How does technology demand a quantitatively driven representation of the earth? How has the increased capacity for technology to store and process data transformed the earth and our ideas about it? What destiny does so-called “Big Data” hold for the myriad crises of the earth?
In Fall 2015, Social Science Matrix is sponsoring a research seminar that will conduct an “investigation into the relationship between the earth and technology," according to the successful proposal, and will “interrogate the production and representation of the earth through an inquiry into the nature of data."
Organized by Phillip Campanile, a graduate student in the UC Berkeley Department of Geography, the seminar will “critically examine the production of the earth through relations between landscape, infrastructure, and data.” The seminar will consider “networked infrastructural landscapes," including the production, aggregation, and analysis of geospatial data by sensing systems "circumscribing and inscribed into the earth."
“This line of questioning demands that we study the material intersection of earth and technology: namely, infrastructure," the proposal explains. "Infrastructural development utilizes data processing technologies in an effort to transform the earth according to a certain set of dominant values, thus creating a landscape that represents those values in its very appearance.”
The seminar will largely focus on the impact of human-built infrastructure, and the degree to which it shapes people's attitudes around the world around them. “Through both its representational and material power, infrastructure filters the kinds of data available to us, constantly remaking the world in its own image: quantifiable, submissive, knowable,” the proposal explains. “Imaging the earth through diverse representational technologies, including mapping, painting, aerial and space photography, and remote sensing, further reproduces the encoding of landscape by and as infrastructure.”
Participants in the seminar will come from fields such as geography, literature, philosophy, cognitive science, landscape architecture, philosophy, intenrational studies, anthropology, and more.

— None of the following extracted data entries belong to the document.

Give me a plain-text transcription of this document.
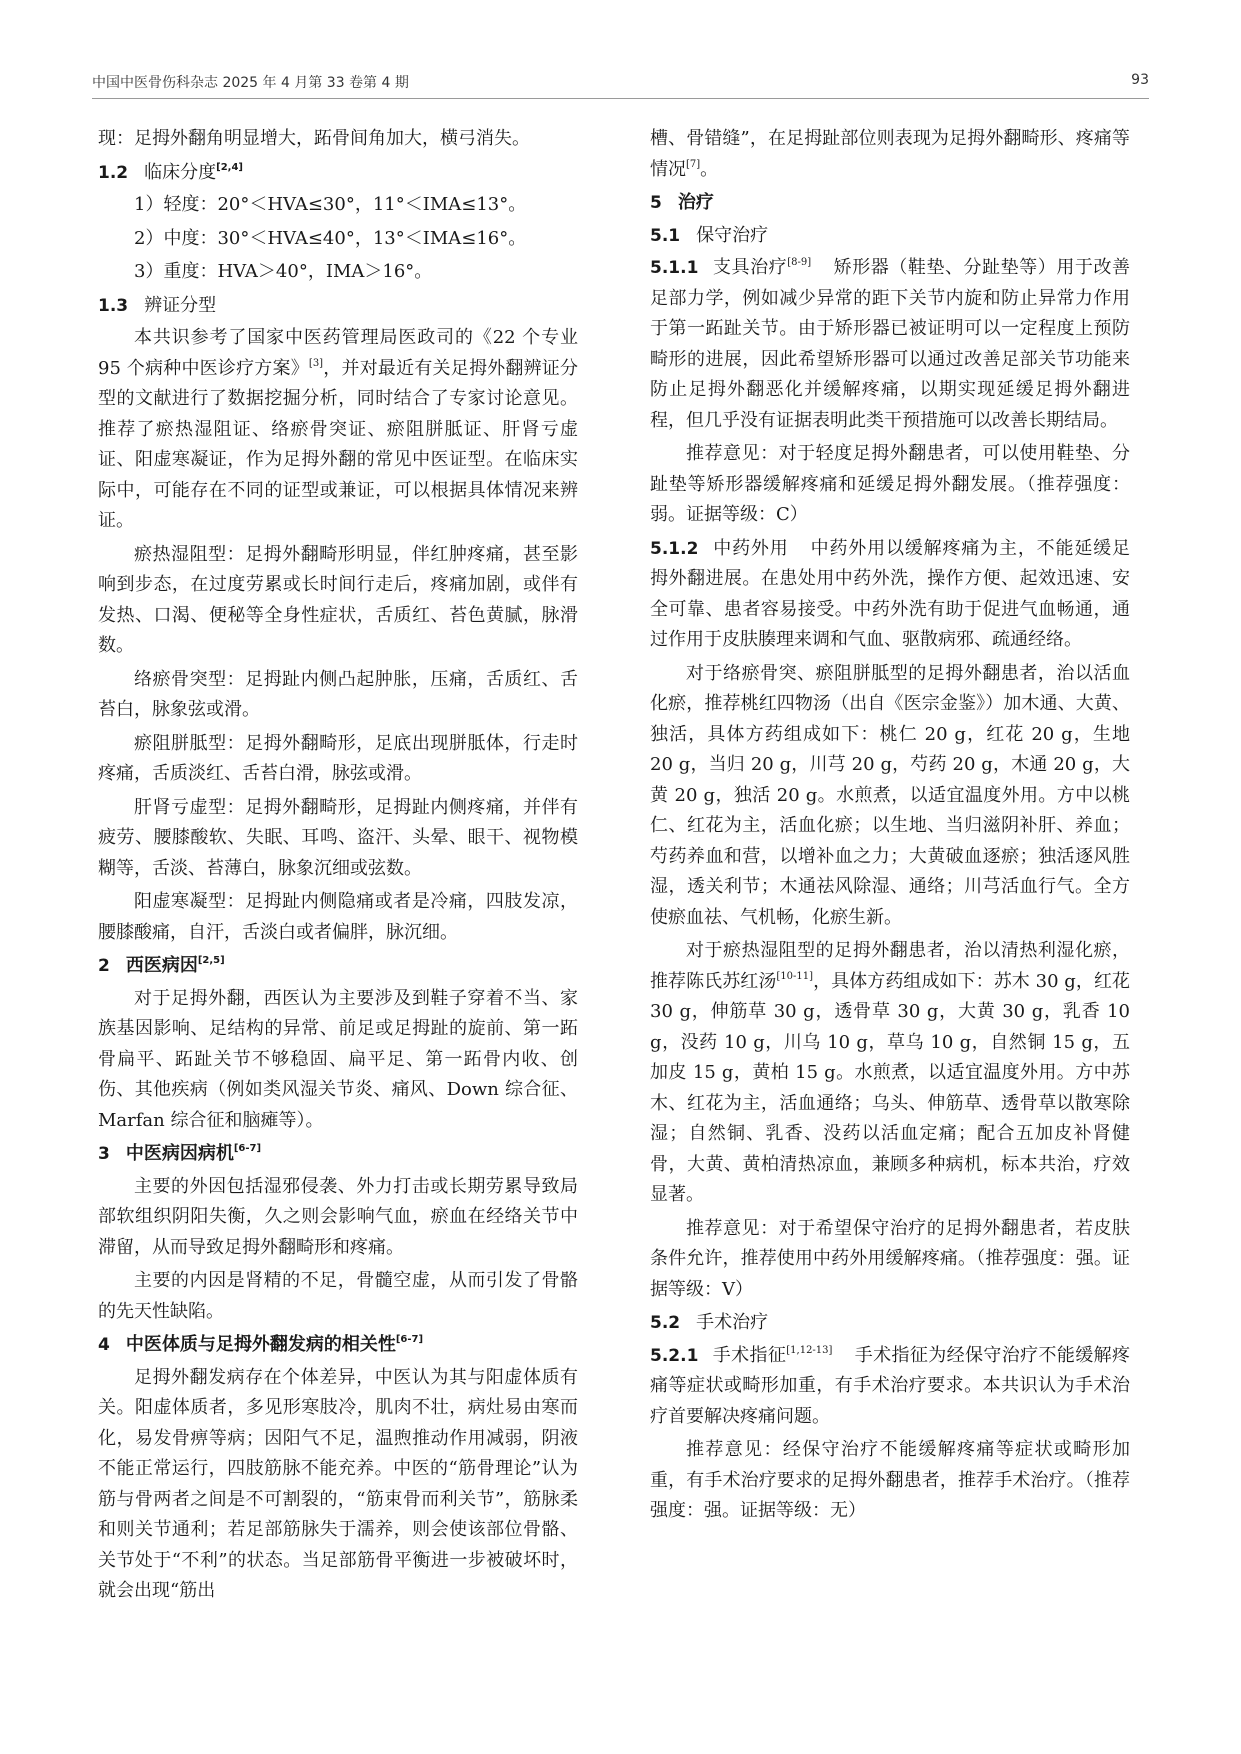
中国中医骨伤科杂志 2025 年 4 月第 33 卷第 4 期	93

现：足拇外翻角明显增大，跖骨间角加大，横弓消失。

1.2 临床分度[2,4]

1）轻度：20°＜HVA≤30°，11°＜IMA≤13°。

2）中度：30°＜HVA≤40°，13°＜IMA≤16°。

3）重度：HVA＞40°，IMA＞16°。

1.3 辨证分型

本共识参考了国家中医药管理局医政司的《22 个专业 95 个病种中医诊疗方案》[3]，并对最近有关足拇外翻辨证分型的文献进行了数据挖掘分析，同时结合了专家讨论意见。推荐了瘀热湿阻证、络瘀骨突证、瘀阻胼胝证、肝肾亏虚证、阳虚寒凝证，作为足拇外翻的常见中医证型。在临床实际中，可能存在不同的证型或兼证，可以根据具体情况来辨证。

瘀热湿阻型：足拇外翻畸形明显，伴红肿疼痛，甚至影响到步态，在过度劳累或长时间行走后，疼痛加剧，或伴有发热、口渴、便秘等全身性症状，舌质红、苔色黄腻，脉滑数。

络瘀骨突型：足拇趾内侧凸起肿胀，压痛，舌质红、舌苔白，脉象弦或滑。

瘀阻胼胝型：足拇外翻畸形，足底出现胼胝体，行走时疼痛，舌质淡红、舌苔白滑，脉弦或滑。

肝肾亏虚型：足拇外翻畸形，足拇趾内侧疼痛，并伴有疲劳、腰膝酸软、失眠、耳鸣、盗汗、头晕、眼干、视物模糊等，舌淡、苔薄白，脉象沉细或弦数。

阳虚寒凝型：足拇趾内侧隐痛或者是冷痛，四肢发凉，腰膝酸痛，自汗，舌淡白或者偏胖，脉沉细。

2 西医病因[2,5]

对于足拇外翻，西医认为主要涉及到鞋子穿着不当、家族基因影响、足结构的异常、前足或足拇趾的旋前、第一跖骨扁平、跖趾关节不够稳固、扁平足、第一跖骨内收、创伤、其他疾病（例如类风湿关节炎、痛风、Down 综合征、Marfan 综合征和脑瘫等）。

3 中医病因病机[6-7]

主要的外因包括湿邪侵袭、外力打击或长期劳累导致局部软组织阴阳失衡，久之则会影响气血，瘀血在经络关节中滞留，从而导致足拇外翻畸形和疼痛。

主要的内因是肾精的不足，骨髓空虚，从而引发了骨骼的先天性缺陷。

4 中医体质与足拇外翻发病的相关性[6-7]

足拇外翻发病存在个体差异，中医认为其与阳虚体质有关。阳虚体质者，多见形寒肢冷，肌肉不壮，病灶易由寒而化，易发骨痹等病；因阳气不足，温煦推动作用减弱，阴液不能正常运行，四肢筋脉不能充养。中医的“筋骨理论”认为筋与骨两者之间是不可割裂的，“筋束骨而利关节”，筋脉柔和则关节通利；若足部筋脉失于濡养，则会使该部位骨骼、关节处于“不利”的状态。当足部筋骨平衡进一步被破坏时，就会出现“筋出

槽、骨错缝”，在足拇趾部位则表现为足拇外翻畸形、疼痛等情况[7]。

5 治疗
5.1 保守治疗

5.1.1 支具治疗[8-9] 矫形器（鞋垫、分趾垫等）用于改善足部力学，例如减少异常的距下关节内旋和防止异常力作用于第一跖趾关节。由于矫形器已被证明可以一定程度上预防畸形的进展，因此希望矫形器可以通过改善足部关节功能来防止足拇外翻恶化并缓解疼痛，以期实现延缓足拇外翻进程，但几乎没有证据表明此类干预措施可以改善长期结局。

推荐意见：对于轻度足拇外翻患者，可以使用鞋垫、分趾垫等矫形器缓解疼痛和延缓足拇外翻发展。（推荐强度：弱。证据等级：C）

5.1.2 中药外用 中药外用以缓解疼痛为主，不能延缓足拇外翻进展。在患处用中药外洗，操作方便、起效迅速、安全可靠、患者容易接受。中药外洗有助于促进气血畅通，通过作用于皮肤腠理来调和气血、驱散病邪、疏通经络。

对于络瘀骨突、瘀阻胼胝型的足拇外翻患者，治以活血化瘀，推荐桃红四物汤（出自《医宗金鉴》）加木通、大黄、独活，具体方药组成如下：桃仁 20 g，红花 20 g，生地 20 g，当归 20 g，川芎 20 g，芍药 20 g，木通 20 g，大黄 20 g，独活 20 g。水煎煮，以适宜温度外用。方中以桃仁、红花为主，活血化瘀；以生地、当归滋阴补肝、养血；芍药养血和营，以增补血之力；大黄破血逐瘀；独活逐风胜湿，透关利节；木通祛风除湿、通络；川芎活血行气。全方使瘀血祛、气机畅，化瘀生新。

对于瘀热湿阻型的足拇外翻患者，治以清热利湿化瘀，推荐陈氏苏红汤[10-11]，具体方药组成如下：苏木 30 g，红花 30 g，伸筋草 30 g，透骨草 30 g，大黄 30 g，乳香 10 g，没药 10 g，川乌 10 g，草乌 10 g，自然铜 15 g，五加皮 15 g，黄柏 15 g。水煎煮，以适宜温度外用。方中苏木、红花为主，活血通络；乌头、伸筋草、透骨草以散寒除湿；自然铜、乳香、没药以活血定痛；配合五加皮补肾健骨，大黄、黄柏清热凉血，兼顾多种病机，标本共治，疗效显著。

推荐意见：对于希望保守治疗的足拇外翻患者，若皮肤条件允许，推荐使用中药外用缓解疼痛。（推荐强度：强。证据等级：Ⅴ）

5.2 手术治疗

5.2.1 手术指征[1,12-13] 手术指征为经保守治疗不能缓解疼痛等症状或畸形加重，有手术治疗要求。本共识认为手术治疗首要解决疼痛问题。

推荐意见：经保守治疗不能缓解疼痛等症状或畸形加重，有手术治疗要求的足拇外翻患者，推荐手术治疗。（推荐强度：强。证据等级：无）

As part of their seminar, the group will visit field sites that pertain to Californian hydrologic infrastructure, whose extensive reworking of water channels across the state has fundamentally transformed the State’s landscape in both subtle and dramatic ways. “Given the ongoing drought and the massive tunneling project that aims to divert water to Southern California from the Sacramento River Delta," they write, "we find this issue ideally suited to our concerns regarding landscape, infrastructure, and technology. More broadly, infrastructural systems and artifacts are increasingly the object of highly interdisciplinary academic inquiry and representation, making this seminar especially apposite to our intellectual and political moment.”
Ultimately the seminar seeks to examine the impacts that the GIS and other digital systems are having on our understanding of the world. “We must reconsider the methods by which we measure the earth," the organizers explain. "What kind of fieldwork is up to this task? What kind of creative representational work must we explore in order to think the expanded field of landscape, infrastructure, and data? And how might such representational critique and methodological experimentation help redefine how we go about making social scientific work in the 21st-century university?”